With the mortgage rates at historic low and the housing market recovering from the crash, more people are thinking about accessing home equity or buying a home. Over the past few years, lenders are starting to ease their standards a little bit, so it is easier to get a home loan, but getting a loan is still quite hard. You still need to meet certain standards, and, even though lenders are a little more lenient, they are still more conservative than in the days before the crisis of 2008.

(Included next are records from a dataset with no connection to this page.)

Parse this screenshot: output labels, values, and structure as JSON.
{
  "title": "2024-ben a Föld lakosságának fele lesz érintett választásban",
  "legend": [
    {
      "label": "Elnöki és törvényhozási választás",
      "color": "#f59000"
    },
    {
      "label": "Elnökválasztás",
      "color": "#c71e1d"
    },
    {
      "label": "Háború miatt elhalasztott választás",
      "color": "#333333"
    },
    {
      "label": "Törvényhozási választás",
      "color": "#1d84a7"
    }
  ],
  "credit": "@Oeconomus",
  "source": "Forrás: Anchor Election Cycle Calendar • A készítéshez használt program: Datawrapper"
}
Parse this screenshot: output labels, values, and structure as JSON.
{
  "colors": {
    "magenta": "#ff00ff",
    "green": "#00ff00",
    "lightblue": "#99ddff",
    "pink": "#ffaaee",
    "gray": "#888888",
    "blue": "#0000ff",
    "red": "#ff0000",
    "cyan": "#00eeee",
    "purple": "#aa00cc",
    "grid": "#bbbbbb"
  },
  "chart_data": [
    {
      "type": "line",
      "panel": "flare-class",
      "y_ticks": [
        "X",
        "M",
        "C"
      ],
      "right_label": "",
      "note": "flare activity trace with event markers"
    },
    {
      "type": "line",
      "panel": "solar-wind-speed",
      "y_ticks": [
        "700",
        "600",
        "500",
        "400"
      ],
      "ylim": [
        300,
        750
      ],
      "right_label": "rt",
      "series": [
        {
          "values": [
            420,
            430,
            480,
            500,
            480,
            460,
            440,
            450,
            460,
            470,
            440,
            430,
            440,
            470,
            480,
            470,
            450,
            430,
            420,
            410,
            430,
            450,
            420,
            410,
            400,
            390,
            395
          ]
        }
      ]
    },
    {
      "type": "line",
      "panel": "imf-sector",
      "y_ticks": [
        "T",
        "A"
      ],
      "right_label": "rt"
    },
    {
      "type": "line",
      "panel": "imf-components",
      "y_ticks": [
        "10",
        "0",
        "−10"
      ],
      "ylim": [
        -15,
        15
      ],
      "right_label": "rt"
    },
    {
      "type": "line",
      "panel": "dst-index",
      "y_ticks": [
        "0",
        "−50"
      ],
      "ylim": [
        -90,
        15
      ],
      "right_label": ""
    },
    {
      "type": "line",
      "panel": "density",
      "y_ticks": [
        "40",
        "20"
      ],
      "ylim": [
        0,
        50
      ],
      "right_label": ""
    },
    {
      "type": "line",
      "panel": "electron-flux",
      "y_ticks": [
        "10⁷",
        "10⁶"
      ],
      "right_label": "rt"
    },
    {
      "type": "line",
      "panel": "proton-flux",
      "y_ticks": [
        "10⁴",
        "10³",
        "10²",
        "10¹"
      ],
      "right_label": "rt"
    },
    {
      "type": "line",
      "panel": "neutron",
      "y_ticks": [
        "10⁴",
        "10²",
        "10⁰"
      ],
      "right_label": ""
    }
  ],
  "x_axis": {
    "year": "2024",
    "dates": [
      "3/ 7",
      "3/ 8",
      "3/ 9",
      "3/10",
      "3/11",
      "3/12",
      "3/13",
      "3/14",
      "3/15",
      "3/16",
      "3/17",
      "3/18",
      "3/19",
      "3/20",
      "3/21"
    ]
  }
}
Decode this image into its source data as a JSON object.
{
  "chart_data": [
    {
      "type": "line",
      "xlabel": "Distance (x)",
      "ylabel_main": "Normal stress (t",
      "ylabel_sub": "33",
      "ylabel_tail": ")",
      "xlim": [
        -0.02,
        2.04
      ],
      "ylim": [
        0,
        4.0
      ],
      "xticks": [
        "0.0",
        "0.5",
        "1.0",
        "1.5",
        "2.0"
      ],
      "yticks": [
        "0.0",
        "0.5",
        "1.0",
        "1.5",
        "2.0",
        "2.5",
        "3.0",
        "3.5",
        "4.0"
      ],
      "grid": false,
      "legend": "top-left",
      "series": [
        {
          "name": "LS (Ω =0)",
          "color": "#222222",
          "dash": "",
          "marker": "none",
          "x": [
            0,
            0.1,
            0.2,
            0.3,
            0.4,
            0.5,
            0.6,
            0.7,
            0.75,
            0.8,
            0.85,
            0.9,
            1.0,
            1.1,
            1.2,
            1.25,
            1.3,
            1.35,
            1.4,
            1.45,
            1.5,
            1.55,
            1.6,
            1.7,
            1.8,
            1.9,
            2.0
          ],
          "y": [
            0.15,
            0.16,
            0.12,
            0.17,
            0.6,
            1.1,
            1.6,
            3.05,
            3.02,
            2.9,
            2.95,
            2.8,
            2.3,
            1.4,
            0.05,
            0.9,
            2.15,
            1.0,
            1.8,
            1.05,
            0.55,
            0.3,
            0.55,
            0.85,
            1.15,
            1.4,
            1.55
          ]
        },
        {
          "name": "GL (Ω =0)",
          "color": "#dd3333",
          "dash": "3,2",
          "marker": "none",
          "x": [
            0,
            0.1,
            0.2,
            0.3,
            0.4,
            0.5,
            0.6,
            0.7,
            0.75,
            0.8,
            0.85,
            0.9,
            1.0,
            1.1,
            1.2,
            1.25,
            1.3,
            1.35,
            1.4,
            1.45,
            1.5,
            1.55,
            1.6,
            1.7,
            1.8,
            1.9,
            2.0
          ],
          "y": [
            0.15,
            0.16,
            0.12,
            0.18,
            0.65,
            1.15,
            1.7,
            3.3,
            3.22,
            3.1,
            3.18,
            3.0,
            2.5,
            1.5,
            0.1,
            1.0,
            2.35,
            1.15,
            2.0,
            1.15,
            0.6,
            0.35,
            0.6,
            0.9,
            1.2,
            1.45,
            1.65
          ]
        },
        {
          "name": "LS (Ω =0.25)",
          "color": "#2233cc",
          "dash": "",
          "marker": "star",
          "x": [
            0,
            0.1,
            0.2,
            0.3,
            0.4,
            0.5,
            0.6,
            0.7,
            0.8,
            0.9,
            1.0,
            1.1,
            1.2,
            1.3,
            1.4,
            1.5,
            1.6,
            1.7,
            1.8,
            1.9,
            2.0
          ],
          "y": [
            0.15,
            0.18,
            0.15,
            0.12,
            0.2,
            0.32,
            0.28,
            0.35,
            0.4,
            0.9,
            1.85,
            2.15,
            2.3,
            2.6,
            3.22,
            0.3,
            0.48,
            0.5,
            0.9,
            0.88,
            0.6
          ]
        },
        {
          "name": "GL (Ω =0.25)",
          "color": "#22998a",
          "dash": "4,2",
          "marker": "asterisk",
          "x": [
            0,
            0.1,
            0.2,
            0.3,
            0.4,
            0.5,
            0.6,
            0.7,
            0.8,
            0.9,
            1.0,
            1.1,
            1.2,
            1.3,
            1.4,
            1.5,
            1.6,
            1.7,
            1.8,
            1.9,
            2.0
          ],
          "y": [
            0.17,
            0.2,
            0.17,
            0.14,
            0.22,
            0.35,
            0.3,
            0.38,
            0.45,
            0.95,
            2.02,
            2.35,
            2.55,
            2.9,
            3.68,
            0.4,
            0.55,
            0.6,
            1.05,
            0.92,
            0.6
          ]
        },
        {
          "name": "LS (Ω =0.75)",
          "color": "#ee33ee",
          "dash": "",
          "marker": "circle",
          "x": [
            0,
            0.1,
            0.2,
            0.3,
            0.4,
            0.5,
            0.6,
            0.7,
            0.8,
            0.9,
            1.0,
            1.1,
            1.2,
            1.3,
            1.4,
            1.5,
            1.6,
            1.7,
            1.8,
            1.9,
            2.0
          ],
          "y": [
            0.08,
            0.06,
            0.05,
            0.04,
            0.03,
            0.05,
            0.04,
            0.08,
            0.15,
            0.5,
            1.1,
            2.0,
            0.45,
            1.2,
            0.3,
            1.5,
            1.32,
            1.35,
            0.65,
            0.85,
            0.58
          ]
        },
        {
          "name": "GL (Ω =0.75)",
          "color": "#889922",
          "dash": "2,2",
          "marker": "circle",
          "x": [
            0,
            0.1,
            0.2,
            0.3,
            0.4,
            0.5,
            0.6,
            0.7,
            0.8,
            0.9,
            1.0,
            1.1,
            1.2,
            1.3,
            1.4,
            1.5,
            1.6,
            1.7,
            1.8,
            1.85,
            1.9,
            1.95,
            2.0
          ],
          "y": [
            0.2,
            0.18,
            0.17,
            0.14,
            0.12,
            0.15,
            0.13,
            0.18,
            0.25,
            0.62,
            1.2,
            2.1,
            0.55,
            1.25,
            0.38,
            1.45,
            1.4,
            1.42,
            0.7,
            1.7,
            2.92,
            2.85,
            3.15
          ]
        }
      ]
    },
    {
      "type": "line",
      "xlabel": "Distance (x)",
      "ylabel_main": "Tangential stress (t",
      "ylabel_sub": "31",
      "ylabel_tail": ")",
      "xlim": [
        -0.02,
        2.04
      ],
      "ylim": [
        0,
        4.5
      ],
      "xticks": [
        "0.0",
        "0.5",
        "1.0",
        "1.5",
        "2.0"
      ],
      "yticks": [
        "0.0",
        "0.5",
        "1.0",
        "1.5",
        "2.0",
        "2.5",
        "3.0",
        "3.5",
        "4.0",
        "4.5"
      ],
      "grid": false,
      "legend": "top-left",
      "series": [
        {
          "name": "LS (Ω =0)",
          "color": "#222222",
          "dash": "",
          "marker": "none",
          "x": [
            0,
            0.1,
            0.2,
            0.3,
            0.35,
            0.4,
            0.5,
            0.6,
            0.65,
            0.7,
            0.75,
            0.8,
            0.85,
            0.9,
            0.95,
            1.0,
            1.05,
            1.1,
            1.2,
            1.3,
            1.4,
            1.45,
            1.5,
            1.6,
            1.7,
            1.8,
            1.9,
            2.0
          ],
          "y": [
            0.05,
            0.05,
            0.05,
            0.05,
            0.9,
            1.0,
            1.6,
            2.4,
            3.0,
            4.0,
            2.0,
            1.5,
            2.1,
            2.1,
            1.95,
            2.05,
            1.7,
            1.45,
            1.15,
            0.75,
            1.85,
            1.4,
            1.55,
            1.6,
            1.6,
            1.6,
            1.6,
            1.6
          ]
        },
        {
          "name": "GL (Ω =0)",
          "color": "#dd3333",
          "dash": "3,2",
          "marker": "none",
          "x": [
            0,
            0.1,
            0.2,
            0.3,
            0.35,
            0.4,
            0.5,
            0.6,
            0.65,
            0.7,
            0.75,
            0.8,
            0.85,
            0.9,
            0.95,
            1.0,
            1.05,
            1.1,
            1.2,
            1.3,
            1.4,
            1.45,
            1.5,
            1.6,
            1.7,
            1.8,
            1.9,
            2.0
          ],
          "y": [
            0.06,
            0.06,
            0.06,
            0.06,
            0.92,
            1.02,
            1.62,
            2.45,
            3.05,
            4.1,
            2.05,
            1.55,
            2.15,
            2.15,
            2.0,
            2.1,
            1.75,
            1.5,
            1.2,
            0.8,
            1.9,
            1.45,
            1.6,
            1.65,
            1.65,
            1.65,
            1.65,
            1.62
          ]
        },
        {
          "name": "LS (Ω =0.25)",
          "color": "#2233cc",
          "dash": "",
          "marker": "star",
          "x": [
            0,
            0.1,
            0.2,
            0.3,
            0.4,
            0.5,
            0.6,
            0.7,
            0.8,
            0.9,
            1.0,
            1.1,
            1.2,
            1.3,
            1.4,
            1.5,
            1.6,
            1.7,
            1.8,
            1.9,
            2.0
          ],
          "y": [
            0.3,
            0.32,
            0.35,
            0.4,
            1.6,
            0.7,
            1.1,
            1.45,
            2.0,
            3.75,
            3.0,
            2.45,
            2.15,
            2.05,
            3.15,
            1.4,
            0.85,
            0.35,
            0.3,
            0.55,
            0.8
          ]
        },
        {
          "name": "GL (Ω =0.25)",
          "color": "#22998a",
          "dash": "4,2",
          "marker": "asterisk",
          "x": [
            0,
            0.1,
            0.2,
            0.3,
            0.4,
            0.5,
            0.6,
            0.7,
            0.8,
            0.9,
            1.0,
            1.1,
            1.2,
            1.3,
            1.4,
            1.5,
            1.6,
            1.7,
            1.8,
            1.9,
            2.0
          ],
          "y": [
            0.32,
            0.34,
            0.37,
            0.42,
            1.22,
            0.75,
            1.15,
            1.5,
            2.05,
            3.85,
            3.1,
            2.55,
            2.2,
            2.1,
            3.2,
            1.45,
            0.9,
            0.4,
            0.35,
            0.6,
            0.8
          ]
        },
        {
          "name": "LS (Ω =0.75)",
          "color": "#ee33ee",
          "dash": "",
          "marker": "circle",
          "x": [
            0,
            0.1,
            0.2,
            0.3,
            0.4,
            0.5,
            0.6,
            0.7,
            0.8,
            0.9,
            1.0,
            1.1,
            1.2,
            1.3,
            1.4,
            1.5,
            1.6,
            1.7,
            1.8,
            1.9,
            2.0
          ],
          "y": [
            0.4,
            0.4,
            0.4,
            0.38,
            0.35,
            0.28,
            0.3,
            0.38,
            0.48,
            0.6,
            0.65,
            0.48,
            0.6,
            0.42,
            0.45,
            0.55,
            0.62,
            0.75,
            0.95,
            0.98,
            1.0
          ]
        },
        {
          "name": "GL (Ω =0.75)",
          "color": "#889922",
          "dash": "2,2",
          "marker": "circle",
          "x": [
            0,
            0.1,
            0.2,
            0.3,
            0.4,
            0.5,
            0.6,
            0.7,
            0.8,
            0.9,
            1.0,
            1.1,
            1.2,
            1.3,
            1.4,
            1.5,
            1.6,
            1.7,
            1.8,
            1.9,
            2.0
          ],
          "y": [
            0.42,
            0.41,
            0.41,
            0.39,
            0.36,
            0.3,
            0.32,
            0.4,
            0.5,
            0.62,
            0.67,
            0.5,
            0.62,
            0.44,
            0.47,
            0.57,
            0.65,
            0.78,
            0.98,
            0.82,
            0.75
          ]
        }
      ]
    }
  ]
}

3 Things the Lender Want to See
Here are some things to keep in mind as you apply for a home loan:
Excellent Credit History
One of the first things that a lender will look for is a good and solid credit history. It doesn’t need to be perfect, but if you want the best interest rate on your loan you need a good score. You still need at least 720 to qualify for the best interest rate at some financial institutions. However, you can still get a decent rate if your score is in the 690 – 715 range. Making an effort to improve your credit score by paying down some of your credit card debt and making sure there aren’t errors in your credit report, can improve your chances of approval for a better interest rate on a home equity loan.
Low Loan to Value Ratio
While the real estate bubble was still expanding, some lenders would agree to finance you for 125% of your home’s equity, reasoning that values would only go up. (Or that they could sell off your loan to someone else before anything bad happened.) Since that is now seen as financial folly, you need equity. Your equity is the amount of “ownership” you have in your home. If you have a home valued at $180,000, and you owe $130,000 on it, you only have $50,000 equity in your home, or about 28% equity.
The loan to value ratio represents the amount you owe on your home in relation to the value of your home. In the case of our example, the loan to value ratio is 72%, since you still owe 72% of your homes value. Most lenders like to keep the loan to value ration at right around 80%, so, in our example, the lender wouldn’t want you to owe more than $144,000 on your home. That means that you couldn’t borrow more than $14,000, unless you could find a lender willing to approve you for a high loan to value second mortgage.
Finally, your lender will want to know about your income. The first reason is that the lender wants to make sure that your debt to income ratio will be acceptable if you take on the additional debt of a home equity loan. Most lenders prefer it if your total debt payments amount to no more than 36% of your monthly income. If you make $4,500 a month, that means that the lender would be unlikely to approve an amount that resulted in your debt payments adding up to more than $1,620 each month.
Before you apply for a home equity, it’s a good idea to pay down some debt, and boost your credit score so that you are more likely to qualify for a home equity loan. You should also consider whether or not you have enough equity in your home to be considered.